Игнатов уже переехал на Левый Берег, когда ему вновь позвонил Барабаш.
– Юра, притормози. Прокуратура нагрянула. Тебя они видеть не должны.
– Почему? У меня с ними всё перетерто.
– Не всё. Приехал Иотаутис. Он тебя не должен приметить – даже издали.
– Ох… Он разве не в отпуске?
– Сегодня с утра неожиданно вернулся на службу.
– Сколько он еще там пробудет, как думаешь?
– Ты же слышал про Иотаутиса – его в дверь, а он в окно. Такая зануда может три часа волынку тянуть.
– Не понимаю, почему он на меня ополчился. Мы же даже не знакомы. Чего он справки наводит постоянно? Чем я его задел?

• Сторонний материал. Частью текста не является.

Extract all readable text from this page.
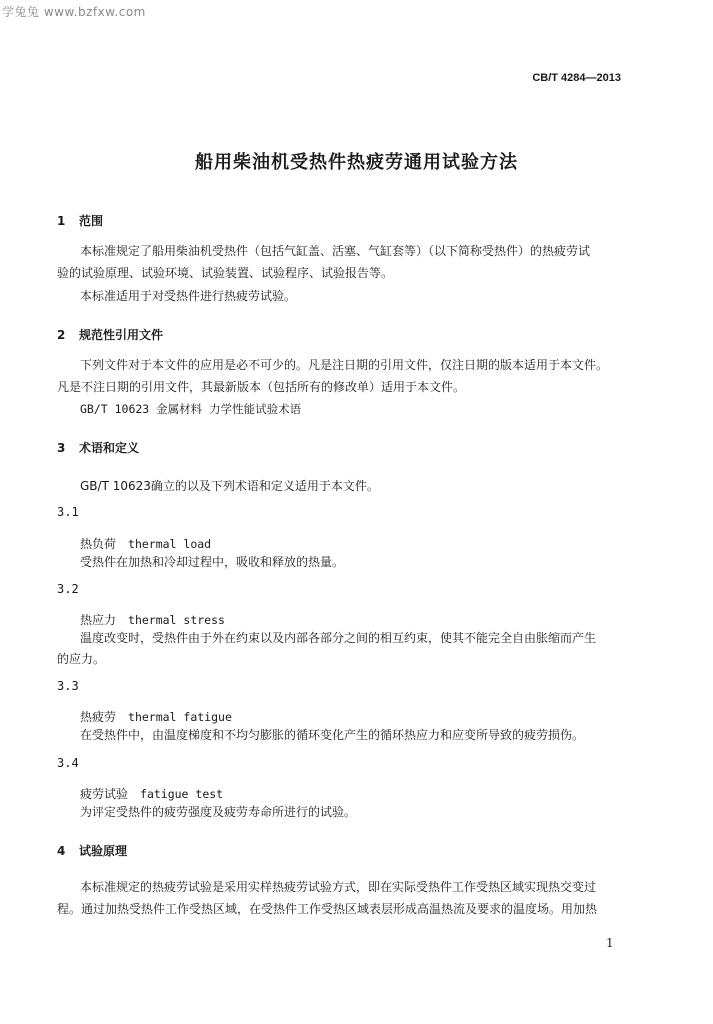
学兔兔 www.bzfxw.com
CB/T 4284—2013
船用柴油机受热件热疲劳通用试验方法
1 范围
本标准规定了船用柴油机受热件（包括气缸盖、活塞、气缸套等）（以下简称受热件）的热疲劳试
验的试验原理、试验环境、试验装置、试验程序、试验报告等。
本标准适用于对受热件进行热疲劳试验。
2 规范性引用文件
下列文件对于本文件的应用是必不可少的。凡是注日期的引用文件，仅注日期的版本适用于本文件。
凡是不注日期的引用文件，其最新版本（包括所有的修改单）适用于本文件。
GB/T 10623 金属材料 力学性能试验术语
3 术语和定义
GB/T 10623确立的以及下列术语和定义适用于本文件。
3.1
热负荷 thermal load
受热件在加热和冷却过程中，吸收和释放的热量。
3.2
热应力 thermal stress
温度改变时，受热件由于外在约束以及内部各部分之间的相互约束，使其不能完全自由胀缩而产生
的应力。
3.3
热疲劳 thermal fatigue
在受热件中，由温度梯度和不均匀膨胀的循环变化产生的循环热应力和应变所导致的疲劳损伤。
3.4
疲劳试验 fatigue test
为评定受热件的疲劳强度及疲劳寿命所进行的试验。
4 试验原理
本标准规定的热疲劳试验是采用实样热疲劳试验方式，即在实际受热件工作受热区域实现热交变过
程。通过加热受热件工作受热区域，在受热件工作受热区域表层形成高温热流及要求的温度场。用加热
1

– Ты, дорогой человек, сыскарь первоклассный, но в психологии человечьей ни черта не смыслишь. Простые людские эмоции, такие как обида, гнев, ревность, радость и страх не свойственны страдающим профессиональной деформацией, коим является Иотаутис. А я, знаешь ли, и сочувствую ему, и вместе с тем завидую таким толстокожим натурам. Он почти машина делопроизводства, идеальный служащий – не просто ничего личного, но и никакой личности. С тех пор, как погиб Плигин. – Голос Барабаша посерьезнел. – Иотаутис любил его до самоотречения, до истомы душевной. Казалось бы, что может быть у них общего – вялолицый 120-килограммовый советник юстиции и будто вылепленный из мрамора заслуженный артист цирка, ан-нет – до остановки кровотока, до почернения фаланг пальцев от концентрации сигаретных смол. А ты спрашиваешь – «чем задел?»… Да он плевок в лицо забудет через минуту. Если плюнули в него не при исполнении, ибо тут уже статья.
– Плигин был двурушником и вертопрахом. Горит в аду – и поделом ему. Чего стоят его фокусы с овощебазой!
– Человек слаб. Благодаря этому тривиальному факту у меня есть звание и должность, а у тебя – хлеб насущный, – Барабаш усмехнулся. – Анекдот недавно хороший услышал. Мужик едет на пригородном автобусе в маленький городишко. В конечном пункте спрашивает водителя: «Есть ли у вас в городе бордели?». Тот отвечает: «Нет, у нас очень пуританский городок, но есть одна тема: вечером идите на кладбище. Рядом с церковью каждый день до полуночи молится одна монахиня. Подойдете и скажете, что, мол, так и так, дочь моя, я Иисус, так что отсоси мне. Она поверит и отсосет». Мужик вечером приходит к церкви и видит монашку – ну и говорит ей всё как водила велел. После завершения процесса, короче, решил постебаться над ней. Я, говорит, тебя обманул. Я не Иисус, а просто турист. Она отвечает: «Это еще кто кого обманул! Я не монахиня. Я водитель автобуса».
От смеха Игнатова растащило на истерический фальцет.
– Вот за что я тебя, Юрик, люблю – ты всегда смеешься над моими анекдотами. А жена и дочка их не понимают!
Игнатов окончательно успокоился и вновь вернулся к изначальной теме.
– Скажи мне, Алексей, если я всё же наткнусь на Иотаутиса, чего ожидать?
– Вопросов про Крапивина, как минимум. Это только то, что лично я знаю о его интересе к тебе. Ну и по всем другим своим художествам – будь готов.
– А про Крапивина что ему отвечать? Или послать подальше – «присылайте повестку»?
– Не обостряй. Говори то же, что и до закрытия дела. Скажи, мол, очутился у него на даче волею случая. Руки у него не было еще с вечера. Дверь в свою комнату он выломал сам. Баню поджег не ты. В подполе ты оказался из-за глупой шутки покойного. Собаку повесил он.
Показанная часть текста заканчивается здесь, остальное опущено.